The ultraviolet photodetection properties of the proposed device are investigated under UV light at 365 nm. Under UV illumination, electron–hole pairs (EHPs) are generated at the interface of ZnO/Si heterojunction and as well as at the surface of ZnO film. When the bias voltage is applied at the ohmic contact, the EHPs are extracted in the external circuit. It may be noted that due to UV light exposure, electron–hole pairs are generated in the depletion region. These photogenerated carriers play the key role in determining the photoresponse of Si/ZnO heterojunction diode under reverse bias. In view of a high barrier height under reverse bias, EHPs generated away from junction cannot cross the junction and as a result they are not able to contribute to the photocurrent in external circuit. However, under forward bias condition the barrier height is lowered by 0.7 eV, due to which the EHPs generated in the ZnO layer contribute to the photocurrent in external circuit [19–21]. The optical parameters including responsivity (R) and external photodetection efficiency (η _ext ) are calculated using the following expressions [13]:

$$R = {{I_{ph} } \mathord{\left/ {\vphantom {{I_{ph} } {P_{opt} }}} \right. \kern-0pt} {P_{opt} }}$$

(18)

$$\eta_{ext} = 1240\frac{R}{\lambda }$$

(19)

where, P _opt is the incident optical power and I _ph is the output photocurrent, and λ is the wavelength of the UV light. Responsivity and external quantum efficiency of the proposed device are estimated from I–V characteristics in the illuminated condition as 0.07 A/W and 25 % respectively at 2 V reverse voltage (Fig. 11). The same parameters are also calculated at 2 V forward voltage because it has been observed from the Fig. 11 that the device exhibits good photoresponse both at reverse as well as forward bias voltage. At 2 V forward bias voltage, device has exhibited a UV photoresponsivity of 17.1 A/W.

4 Conclusion

The structural, optical and electrical characteristics of the ZnO nanoparticle/p-Si heterojunction photodetector are experimentally measured. The sol–gel synthesized ZnO nanoparticles were characterized completely in respect of surface morphological and optical properties. It has been observed that the ZnO nanoparticle thin film synthesized by this technique exhibits a good crystalline nature with minimum surface roughness.

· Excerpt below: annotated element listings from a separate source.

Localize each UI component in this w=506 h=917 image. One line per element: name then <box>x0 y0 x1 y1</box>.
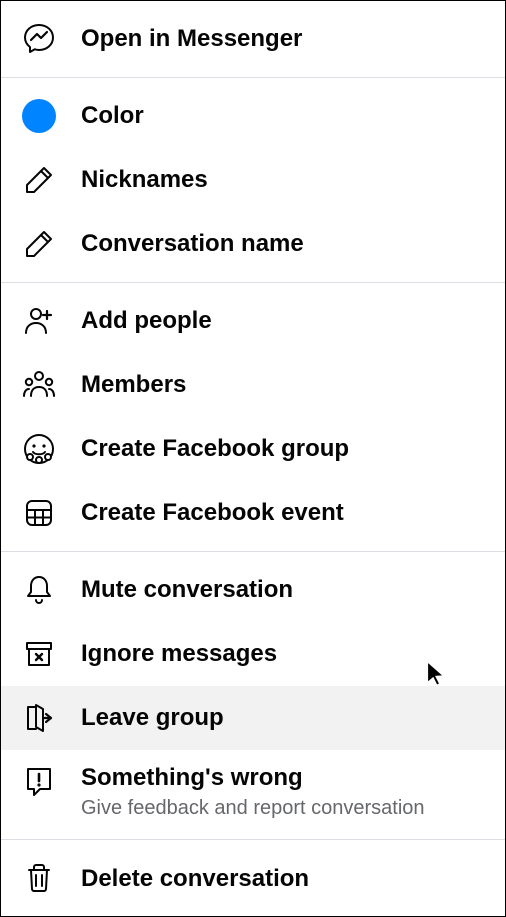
menu-section: Color Nicknames Conversation name <box>1 78 505 283</box>
menu-item-add-people[interactable]: Add people <box>1 289 505 353</box>
smiley-group-icon <box>19 429 59 469</box>
menu-item-text: Add people <box>81 301 212 341</box>
messenger-icon <box>19 19 59 59</box>
menu-item-text: Something's wrongGive feedback and repor… <box>81 762 425 821</box>
menu-item-wrong[interactable]: Something's wrongGive feedback and repor… <box>1 750 505 833</box>
trash-icon <box>19 858 59 898</box>
menu-item-text: Conversation name <box>81 224 304 264</box>
menu-item-sublabel: Give feedback and report conversation <box>81 795 425 821</box>
menu-item-text: Members <box>81 365 186 405</box>
menu-item-label: Open in Messenger <box>81 23 302 54</box>
menu-item-nicknames[interactable]: Nicknames <box>1 148 505 212</box>
menu-item-text: Ignore messages <box>81 634 277 674</box>
menu-item-text: Leave group <box>81 698 224 738</box>
menu-item-label: Members <box>81 369 186 400</box>
menu-item-label: Color <box>81 100 144 131</box>
menu-item-color[interactable]: Color <box>1 84 505 148</box>
add-person-icon <box>19 301 59 341</box>
menu-item-leave[interactable]: Leave group <box>1 686 505 750</box>
menu-item-members[interactable]: Members <box>1 353 505 417</box>
color-dot-icon <box>19 96 59 136</box>
menu-item-conv-name[interactable]: Conversation name <box>1 212 505 276</box>
calendar-icon <box>19 493 59 533</box>
leave-icon <box>19 698 59 738</box>
menu-item-label: Add people <box>81 305 212 336</box>
menu-item-delete[interactable]: Delete conversation <box>1 846 505 910</box>
conversation-settings-menu: Open in Messenger Color Nicknames Conversat… <box>0 0 506 917</box>
menu-item-text: Color <box>81 96 144 136</box>
members-icon <box>19 365 59 405</box>
menu-item-label: Nicknames <box>81 164 208 195</box>
menu-item-label: Create Facebook event <box>81 497 344 528</box>
menu-item-label: Mute conversation <box>81 574 293 605</box>
menu-item-create-event[interactable]: Create Facebook event <box>1 481 505 545</box>
menu-item-open-messenger[interactable]: Open in Messenger <box>1 7 505 71</box>
menu-item-text: Mute conversation <box>81 570 293 610</box>
bell-icon <box>19 570 59 610</box>
menu-item-label: Delete conversation <box>81 863 309 894</box>
warning-icon <box>19 762 59 802</box>
archive-x-icon <box>19 634 59 674</box>
menu-item-text: Create Facebook event <box>81 493 344 533</box>
menu-item-create-group[interactable]: Create Facebook group <box>1 417 505 481</box>
menu-item-label: Conversation name <box>81 228 304 259</box>
menu-section: Open in Messenger <box>1 1 505 78</box>
menu-item-label: Something's wrong <box>81 762 425 793</box>
menu-item-text: Nicknames <box>81 160 208 200</box>
menu-item-text: Open in Messenger <box>81 19 302 59</box>
menu-item-mute[interactable]: Mute conversation <box>1 558 505 622</box>
menu-section: Delete conversation <box>1 840 505 916</box>
menu-item-label: Ignore messages <box>81 638 277 669</box>
menu-section: Mute conversation Ignore messages Leave gr… <box>1 552 505 840</box>
menu-item-text: Delete conversation <box>81 858 309 898</box>
pencil-icon <box>19 224 59 264</box>
menu-item-text: Create Facebook group <box>81 429 349 469</box>
menu-section: Add people Members Create Facebook group Cr… <box>1 283 505 552</box>
menu-item-label: Create Facebook group <box>81 433 349 464</box>
menu-item-label: Leave group <box>81 702 224 733</box>
menu-item-ignore[interactable]: Ignore messages <box>1 622 505 686</box>
pencil-icon <box>19 160 59 200</box>
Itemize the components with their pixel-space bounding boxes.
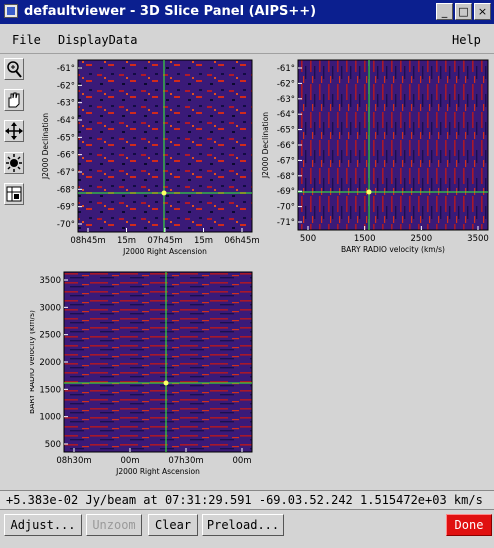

The optical parameters such as reflectance, transmittance, absorbance, refractive index, real & imaginary part of dielectric constant, energy loss function and photoluminescence spectra demonstrate excellent behavior of the film. The results confirm that a high quality ZnO thin film derived by sol–gel spin coating technique can potentially be used in a variety of optoelectronic devices. The high value of photosensitivity of the proposed Si/ZnO device suggests its possible application in highly sensitive UV detectors.